By – Liz Hampton – Reuters – Pioneer Natural Resources’s first-quarter results will be hit by a $691 million loss on oil and gas derivatives, it said in a securities filing on Tuesday, becoming the latest U.S. shale oil company to warn of charges due to hedging. This just weeks after announcing a $6.4B deal to acquire DoublePoint Energy.
Many producers raced to lock in sales when crude oil prices rose to over $40 a barrel last year, but are now faced with losses after oil prices climbed to above $58 a barrel for the quarter.
Consultancy Enverus estimates top U.S. shale firms will report an aggregate of $7 billion in hedging losses for the quarter. Oil and gas producers use hedges as a form of insurance to lock in prices for future production.
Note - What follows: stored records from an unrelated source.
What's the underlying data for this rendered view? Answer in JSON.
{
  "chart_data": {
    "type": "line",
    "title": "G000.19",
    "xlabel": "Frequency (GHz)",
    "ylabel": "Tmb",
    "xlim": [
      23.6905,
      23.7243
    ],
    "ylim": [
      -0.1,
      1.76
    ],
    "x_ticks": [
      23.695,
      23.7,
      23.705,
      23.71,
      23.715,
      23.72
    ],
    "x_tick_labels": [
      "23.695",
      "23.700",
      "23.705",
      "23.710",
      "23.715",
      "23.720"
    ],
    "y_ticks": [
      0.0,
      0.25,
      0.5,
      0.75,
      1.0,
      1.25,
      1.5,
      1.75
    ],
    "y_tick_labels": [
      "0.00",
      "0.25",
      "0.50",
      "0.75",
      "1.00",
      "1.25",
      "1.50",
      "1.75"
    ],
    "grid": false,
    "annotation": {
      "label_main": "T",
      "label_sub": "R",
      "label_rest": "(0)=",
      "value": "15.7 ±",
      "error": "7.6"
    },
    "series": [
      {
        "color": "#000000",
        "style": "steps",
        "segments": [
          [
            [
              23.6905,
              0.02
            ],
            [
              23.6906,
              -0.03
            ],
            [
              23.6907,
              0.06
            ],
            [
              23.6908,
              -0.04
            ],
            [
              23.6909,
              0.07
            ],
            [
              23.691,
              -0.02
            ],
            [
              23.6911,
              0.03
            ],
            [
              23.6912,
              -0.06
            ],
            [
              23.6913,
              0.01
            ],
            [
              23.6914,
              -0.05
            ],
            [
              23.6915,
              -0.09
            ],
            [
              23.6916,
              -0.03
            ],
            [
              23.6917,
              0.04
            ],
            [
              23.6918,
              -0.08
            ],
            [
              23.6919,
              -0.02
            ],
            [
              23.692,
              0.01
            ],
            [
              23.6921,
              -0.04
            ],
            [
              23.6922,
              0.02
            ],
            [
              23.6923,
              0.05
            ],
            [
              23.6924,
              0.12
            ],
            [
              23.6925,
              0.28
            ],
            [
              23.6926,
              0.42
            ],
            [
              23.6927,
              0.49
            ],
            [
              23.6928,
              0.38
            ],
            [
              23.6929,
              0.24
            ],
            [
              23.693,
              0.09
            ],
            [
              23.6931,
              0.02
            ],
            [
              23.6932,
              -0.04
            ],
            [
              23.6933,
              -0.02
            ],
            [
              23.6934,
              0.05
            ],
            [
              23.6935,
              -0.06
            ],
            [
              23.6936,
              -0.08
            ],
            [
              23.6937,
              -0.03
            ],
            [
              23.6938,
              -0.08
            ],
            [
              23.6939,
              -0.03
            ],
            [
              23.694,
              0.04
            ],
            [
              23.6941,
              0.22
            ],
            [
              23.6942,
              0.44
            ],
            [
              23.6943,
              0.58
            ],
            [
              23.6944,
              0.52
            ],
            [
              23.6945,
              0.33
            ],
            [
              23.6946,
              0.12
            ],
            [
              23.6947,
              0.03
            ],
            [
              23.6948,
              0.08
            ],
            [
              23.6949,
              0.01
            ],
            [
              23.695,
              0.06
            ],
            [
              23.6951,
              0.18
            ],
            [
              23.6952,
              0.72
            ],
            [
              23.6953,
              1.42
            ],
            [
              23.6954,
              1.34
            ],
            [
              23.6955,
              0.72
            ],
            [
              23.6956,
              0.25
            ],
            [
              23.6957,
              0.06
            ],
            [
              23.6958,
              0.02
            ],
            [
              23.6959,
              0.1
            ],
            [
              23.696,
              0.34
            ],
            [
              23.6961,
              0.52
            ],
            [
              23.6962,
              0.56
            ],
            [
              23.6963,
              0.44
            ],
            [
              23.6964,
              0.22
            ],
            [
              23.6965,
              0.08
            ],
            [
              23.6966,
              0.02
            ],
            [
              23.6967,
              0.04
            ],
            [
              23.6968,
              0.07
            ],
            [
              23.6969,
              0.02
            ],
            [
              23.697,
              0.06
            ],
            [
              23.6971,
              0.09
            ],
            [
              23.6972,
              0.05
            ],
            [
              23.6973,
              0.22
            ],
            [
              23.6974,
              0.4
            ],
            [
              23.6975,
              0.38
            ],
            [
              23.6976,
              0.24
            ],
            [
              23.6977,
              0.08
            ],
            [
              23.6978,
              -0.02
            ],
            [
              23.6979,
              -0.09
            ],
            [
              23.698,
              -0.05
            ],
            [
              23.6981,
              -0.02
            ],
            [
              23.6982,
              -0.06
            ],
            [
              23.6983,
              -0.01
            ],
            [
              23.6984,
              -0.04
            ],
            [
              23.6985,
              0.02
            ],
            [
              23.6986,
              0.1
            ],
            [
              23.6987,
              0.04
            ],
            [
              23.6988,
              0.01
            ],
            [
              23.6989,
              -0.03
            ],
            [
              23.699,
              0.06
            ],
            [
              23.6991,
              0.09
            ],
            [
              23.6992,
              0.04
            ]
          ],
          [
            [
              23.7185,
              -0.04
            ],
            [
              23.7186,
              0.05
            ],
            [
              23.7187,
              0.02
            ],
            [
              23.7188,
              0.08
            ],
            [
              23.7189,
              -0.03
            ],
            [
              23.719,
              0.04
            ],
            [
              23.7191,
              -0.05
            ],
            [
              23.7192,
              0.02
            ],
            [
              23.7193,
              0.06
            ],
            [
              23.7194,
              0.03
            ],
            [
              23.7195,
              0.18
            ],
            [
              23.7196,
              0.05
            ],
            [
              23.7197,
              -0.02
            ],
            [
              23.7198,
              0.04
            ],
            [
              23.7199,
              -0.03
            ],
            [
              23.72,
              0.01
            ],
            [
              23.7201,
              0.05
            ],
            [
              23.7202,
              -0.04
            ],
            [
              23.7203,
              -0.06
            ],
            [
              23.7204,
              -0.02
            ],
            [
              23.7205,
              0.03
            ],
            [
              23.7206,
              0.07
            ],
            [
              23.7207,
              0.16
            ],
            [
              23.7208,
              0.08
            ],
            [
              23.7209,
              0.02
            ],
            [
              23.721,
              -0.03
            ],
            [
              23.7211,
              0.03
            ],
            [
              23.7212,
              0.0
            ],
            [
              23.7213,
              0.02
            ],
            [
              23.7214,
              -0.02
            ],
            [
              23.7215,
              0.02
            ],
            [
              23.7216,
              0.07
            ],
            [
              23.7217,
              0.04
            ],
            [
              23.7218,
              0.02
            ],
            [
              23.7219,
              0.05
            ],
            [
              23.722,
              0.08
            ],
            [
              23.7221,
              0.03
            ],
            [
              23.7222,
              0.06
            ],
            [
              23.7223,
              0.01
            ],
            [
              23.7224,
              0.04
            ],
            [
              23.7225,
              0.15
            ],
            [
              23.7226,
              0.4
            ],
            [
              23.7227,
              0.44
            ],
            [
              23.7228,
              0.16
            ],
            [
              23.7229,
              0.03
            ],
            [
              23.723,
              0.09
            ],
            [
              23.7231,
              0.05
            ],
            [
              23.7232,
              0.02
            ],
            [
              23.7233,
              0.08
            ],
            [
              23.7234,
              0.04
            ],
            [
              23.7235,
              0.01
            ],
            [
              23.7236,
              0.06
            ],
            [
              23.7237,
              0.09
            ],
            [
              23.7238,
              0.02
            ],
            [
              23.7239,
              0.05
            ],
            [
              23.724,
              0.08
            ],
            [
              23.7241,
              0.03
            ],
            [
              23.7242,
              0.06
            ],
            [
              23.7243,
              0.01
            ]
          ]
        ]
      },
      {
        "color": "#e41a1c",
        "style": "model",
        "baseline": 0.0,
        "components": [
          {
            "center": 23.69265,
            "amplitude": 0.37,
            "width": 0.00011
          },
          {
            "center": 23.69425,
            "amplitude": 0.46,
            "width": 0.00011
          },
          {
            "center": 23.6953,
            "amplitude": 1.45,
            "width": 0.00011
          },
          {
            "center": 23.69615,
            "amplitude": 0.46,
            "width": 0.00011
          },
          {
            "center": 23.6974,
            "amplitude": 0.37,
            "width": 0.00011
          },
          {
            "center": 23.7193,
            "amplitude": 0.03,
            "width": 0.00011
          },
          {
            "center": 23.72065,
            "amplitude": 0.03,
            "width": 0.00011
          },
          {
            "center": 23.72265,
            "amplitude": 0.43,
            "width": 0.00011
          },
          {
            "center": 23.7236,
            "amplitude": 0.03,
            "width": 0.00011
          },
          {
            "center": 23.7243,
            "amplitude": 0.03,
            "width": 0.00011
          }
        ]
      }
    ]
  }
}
Pioneer said it paid $321 million to settle contracts during the quarter and has a non-cash or unrealized loss of $370 million on other contracts. Offsetting some of the losses, it also will report a non-cash gain of $54 million on its investment in fracking provider ProPetro Holding Corp for the quarter, according to the securities filing.
Shares were up 1% at $150.49 in afternoon trading.
The company will report its first-quarter results on May 4.
Pioneer has 54,000 barrels per day of production tied to Magellan East Houston (MEH) swaps for the second quarter at $41.85, according to the filing. It also has 102,000 BPD of Brent swap contracts for the second quarter at a price of $46.48. Brent futures are currently trading around $66.50 a barrel.
The company also said it expects cash costs of $80 million during the quarter for natural gas sales made during a Texas winter storm that shut-in production. Most of its production was offline for a week during that storm, which prompted it to suspend contracts through force majeure notices to customers, the company said.